Henoch-Schönlein purpura is a relatively common vasculitis that primarily affects children between the ages of 2 and 11. It is characterized by the deposition of immune complexes in small blood vessels, leading to inflammation and subsequent purpura (purple-colored spots) on the skin. The prevalence of Henoch-Schönlein purpura varies geographically, ranging from 10 to 20 cases per 100,000 children. It is more common in certain populations, such as Asians and Caucasians, and has a slight male predominance. Although it can occur at any age, it is most frequently diagnosed in childhood.
Henoch-Schönlein purpura (HSP) is a relatively common form of vasculitis, primarily affecting children between the ages of 2 and 11 years. Although it can occur at any age, it is most prevalent in this age group. HSP is characterized by inflammation of the small blood vessels, resulting in a distinctive rash known as purpura, which appears as small, raised, reddish-purple spots on the skin.
The exact prevalence of HSP varies across different populations and geographical regions. However, it is estimated that HSP affects approximately 10 to 20 per 100,000 children annually. This prevalence translates to a considerable number of cases worldwide, given the global population of children. HSP is more commonly observed in boys than girls, with a male-to-female ratio of around 1.5:1.

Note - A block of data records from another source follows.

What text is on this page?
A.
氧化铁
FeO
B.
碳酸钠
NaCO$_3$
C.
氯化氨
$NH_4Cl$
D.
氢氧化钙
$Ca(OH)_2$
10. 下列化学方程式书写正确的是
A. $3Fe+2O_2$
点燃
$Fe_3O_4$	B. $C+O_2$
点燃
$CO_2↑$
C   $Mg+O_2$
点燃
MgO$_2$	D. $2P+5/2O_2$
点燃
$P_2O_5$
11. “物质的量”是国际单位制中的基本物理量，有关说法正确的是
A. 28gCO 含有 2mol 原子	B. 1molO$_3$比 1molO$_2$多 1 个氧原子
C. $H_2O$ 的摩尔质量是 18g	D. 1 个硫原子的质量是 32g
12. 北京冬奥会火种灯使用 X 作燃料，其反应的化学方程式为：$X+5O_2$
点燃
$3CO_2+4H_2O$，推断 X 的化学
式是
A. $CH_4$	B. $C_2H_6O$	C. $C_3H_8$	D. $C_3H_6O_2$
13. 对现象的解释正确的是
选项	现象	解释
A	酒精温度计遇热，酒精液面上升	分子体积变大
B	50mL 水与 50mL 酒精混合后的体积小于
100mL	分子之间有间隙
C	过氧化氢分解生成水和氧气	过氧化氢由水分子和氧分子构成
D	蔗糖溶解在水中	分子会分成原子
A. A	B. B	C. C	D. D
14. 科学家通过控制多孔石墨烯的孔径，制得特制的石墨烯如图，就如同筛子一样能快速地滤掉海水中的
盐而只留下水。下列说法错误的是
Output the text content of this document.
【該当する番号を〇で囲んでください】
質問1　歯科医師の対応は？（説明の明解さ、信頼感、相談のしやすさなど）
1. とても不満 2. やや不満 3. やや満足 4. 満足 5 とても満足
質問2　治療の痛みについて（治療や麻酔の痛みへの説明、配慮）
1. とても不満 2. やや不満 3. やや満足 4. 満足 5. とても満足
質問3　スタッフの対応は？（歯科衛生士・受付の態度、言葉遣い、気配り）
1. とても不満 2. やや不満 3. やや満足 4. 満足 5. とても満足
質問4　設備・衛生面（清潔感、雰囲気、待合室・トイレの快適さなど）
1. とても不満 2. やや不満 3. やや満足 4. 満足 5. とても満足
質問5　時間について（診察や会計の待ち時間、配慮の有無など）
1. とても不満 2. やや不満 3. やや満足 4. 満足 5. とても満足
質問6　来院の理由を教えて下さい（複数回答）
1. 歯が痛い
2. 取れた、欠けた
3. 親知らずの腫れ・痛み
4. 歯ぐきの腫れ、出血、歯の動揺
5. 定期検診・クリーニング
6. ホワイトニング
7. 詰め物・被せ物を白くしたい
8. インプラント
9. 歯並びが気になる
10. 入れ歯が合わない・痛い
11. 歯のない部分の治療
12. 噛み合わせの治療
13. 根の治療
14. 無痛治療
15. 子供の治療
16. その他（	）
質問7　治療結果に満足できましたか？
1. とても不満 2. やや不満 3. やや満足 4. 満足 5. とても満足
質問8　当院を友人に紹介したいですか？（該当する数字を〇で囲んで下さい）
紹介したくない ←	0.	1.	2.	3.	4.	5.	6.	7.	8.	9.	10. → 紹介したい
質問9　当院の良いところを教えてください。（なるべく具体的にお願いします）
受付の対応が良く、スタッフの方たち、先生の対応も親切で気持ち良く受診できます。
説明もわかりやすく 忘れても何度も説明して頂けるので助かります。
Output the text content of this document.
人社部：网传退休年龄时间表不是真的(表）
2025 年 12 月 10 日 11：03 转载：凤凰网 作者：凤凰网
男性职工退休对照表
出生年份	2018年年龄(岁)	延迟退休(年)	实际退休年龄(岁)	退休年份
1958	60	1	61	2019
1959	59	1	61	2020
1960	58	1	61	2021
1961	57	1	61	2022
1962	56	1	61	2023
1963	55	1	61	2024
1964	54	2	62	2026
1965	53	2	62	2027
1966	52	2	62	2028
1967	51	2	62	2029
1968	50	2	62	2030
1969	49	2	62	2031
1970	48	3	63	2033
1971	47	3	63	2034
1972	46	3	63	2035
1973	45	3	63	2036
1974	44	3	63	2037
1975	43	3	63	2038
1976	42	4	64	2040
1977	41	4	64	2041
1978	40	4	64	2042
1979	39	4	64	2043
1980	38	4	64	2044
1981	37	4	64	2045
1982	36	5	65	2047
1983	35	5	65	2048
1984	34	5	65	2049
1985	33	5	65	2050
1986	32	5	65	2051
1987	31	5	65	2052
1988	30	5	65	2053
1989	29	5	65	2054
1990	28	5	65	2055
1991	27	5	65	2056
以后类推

While HSP is generally considered a self-limiting condition, meaning it resolves on its own without treatment, it can lead to various complications in some cases. These complications may include joint pain, gastrointestinal symptoms, kidney involvement, and rarely, more severe systemic manifestations. Prompt medical evaluation and appropriate management are crucial to minimize the risk of complications and ensure a favorable outcome for individuals with HSP.